After Russia’s 2014 annexation of Crimea, the Obama administration imposed a series of sanctions on the Russian economy and laid out specific sanctions on members of the Russian government deemed responsible for the events in Ukraine.
This created a problem for the Kremlin. Corrupt officials who stashed their money in now-vulnerable Western bank accounts, or those who simply enjoyed the benefits of a Miami beach apartment, suddenly faced a big point of leverage from the United States.
So, the country banned candidates for parliament from holding foreign assets or income.
This is where Butina gets into trouble. After returning to Russia, she became a minor celebrity, working as a TV host on RT, for which she dropped in on Alexei Navalny earlier this year.

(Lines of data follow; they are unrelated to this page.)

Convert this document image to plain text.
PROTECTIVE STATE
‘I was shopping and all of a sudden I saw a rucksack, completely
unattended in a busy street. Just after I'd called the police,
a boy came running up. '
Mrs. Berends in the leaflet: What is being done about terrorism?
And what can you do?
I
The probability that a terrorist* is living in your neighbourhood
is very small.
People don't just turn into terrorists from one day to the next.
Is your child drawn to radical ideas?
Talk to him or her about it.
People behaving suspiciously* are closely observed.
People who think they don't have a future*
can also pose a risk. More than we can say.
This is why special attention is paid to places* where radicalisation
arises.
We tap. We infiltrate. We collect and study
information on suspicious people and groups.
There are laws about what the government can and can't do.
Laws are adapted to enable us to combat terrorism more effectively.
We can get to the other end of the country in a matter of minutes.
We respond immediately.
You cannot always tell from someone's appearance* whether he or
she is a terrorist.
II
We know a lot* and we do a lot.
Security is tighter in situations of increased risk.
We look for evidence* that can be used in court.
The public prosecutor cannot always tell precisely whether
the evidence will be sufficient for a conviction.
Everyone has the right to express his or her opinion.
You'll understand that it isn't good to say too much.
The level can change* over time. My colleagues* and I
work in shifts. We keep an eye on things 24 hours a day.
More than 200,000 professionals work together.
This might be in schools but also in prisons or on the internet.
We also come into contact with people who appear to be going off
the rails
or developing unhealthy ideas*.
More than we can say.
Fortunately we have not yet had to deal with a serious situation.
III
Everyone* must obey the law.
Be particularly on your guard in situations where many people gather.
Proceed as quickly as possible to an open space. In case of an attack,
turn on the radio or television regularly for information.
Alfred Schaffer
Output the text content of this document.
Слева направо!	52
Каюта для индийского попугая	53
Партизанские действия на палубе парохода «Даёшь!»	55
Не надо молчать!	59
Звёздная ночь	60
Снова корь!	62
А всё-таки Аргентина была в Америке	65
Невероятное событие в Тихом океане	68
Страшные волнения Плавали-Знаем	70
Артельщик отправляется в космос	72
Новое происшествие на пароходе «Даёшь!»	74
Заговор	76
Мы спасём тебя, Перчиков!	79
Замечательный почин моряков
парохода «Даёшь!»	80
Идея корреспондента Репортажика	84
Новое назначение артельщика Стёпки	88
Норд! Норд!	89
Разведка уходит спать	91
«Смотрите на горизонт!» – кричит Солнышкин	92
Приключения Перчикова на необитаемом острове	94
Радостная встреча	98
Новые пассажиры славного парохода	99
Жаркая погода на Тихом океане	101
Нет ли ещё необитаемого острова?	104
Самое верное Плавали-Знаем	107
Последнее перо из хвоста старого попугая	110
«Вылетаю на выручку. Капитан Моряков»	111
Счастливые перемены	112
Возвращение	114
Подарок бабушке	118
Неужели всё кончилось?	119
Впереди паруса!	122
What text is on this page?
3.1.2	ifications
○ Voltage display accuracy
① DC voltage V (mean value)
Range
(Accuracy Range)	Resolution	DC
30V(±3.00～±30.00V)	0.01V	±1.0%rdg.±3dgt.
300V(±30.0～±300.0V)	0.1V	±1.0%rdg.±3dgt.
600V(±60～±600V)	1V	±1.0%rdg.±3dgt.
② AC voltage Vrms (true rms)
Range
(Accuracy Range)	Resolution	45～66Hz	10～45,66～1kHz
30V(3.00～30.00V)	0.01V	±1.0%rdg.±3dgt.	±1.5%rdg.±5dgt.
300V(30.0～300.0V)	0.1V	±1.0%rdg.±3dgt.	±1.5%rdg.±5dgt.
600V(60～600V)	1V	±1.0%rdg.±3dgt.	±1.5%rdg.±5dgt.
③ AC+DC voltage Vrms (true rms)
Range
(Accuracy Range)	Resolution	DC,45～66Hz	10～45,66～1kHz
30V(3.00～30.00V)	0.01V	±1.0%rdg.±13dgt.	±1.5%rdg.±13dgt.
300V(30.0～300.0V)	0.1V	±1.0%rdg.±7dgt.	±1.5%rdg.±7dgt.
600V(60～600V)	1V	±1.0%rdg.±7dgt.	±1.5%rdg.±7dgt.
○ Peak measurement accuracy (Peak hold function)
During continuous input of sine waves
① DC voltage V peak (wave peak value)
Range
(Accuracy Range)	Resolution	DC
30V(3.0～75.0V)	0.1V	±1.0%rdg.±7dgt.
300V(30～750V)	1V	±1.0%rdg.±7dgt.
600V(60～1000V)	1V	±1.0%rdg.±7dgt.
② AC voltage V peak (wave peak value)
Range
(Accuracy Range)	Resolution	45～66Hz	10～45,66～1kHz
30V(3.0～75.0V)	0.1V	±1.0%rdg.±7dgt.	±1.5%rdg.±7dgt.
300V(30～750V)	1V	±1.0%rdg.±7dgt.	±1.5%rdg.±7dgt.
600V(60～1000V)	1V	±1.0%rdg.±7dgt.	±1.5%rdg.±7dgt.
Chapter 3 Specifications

She also announced her candidacy for Russian parliament in April, running in part on her experience with the FBI.
“In America, I was arrested on accusations of acting as a foreign agent in the interests of Russia,” she said in a campaign ad. “But my country stood up for me, everyone from the President to residents in the depths of Russia fought for my release.”
To register as a candidate, Butina had to release financial disclosure forms showing her present assets and sources of income.
That, Russian media report, included dozens of stocks and bonds of foreign companies, as well as sources of income that included a family member, the company that owns RT, and … Patrick Byrne.
To be clear, Butina said here that she received money from Byrne, who revealed in 2019 that he had carried on a three-year relationship with Butina. Byrne said that he had told federal investigators about their relationship.
In Russia, putting Byrne down as an income source sparked a minor scandal.
The Communist Party of Kirov region, where Butina is running, issued a press release saying that the Byrne income made her an “American agent” because Byrne “cooperates with the FBI.” The Communists demanded that Russian election officials disqualify Butina as a candidate over the revelation, but officials later said that they had reviewed additional documents saying that the assets had been sold and that the income had stopped.
So, will Butina win? Who knows.
The elections over there aren’t known for their transparency, to put it mildly, and Butina is running on the ruling party line.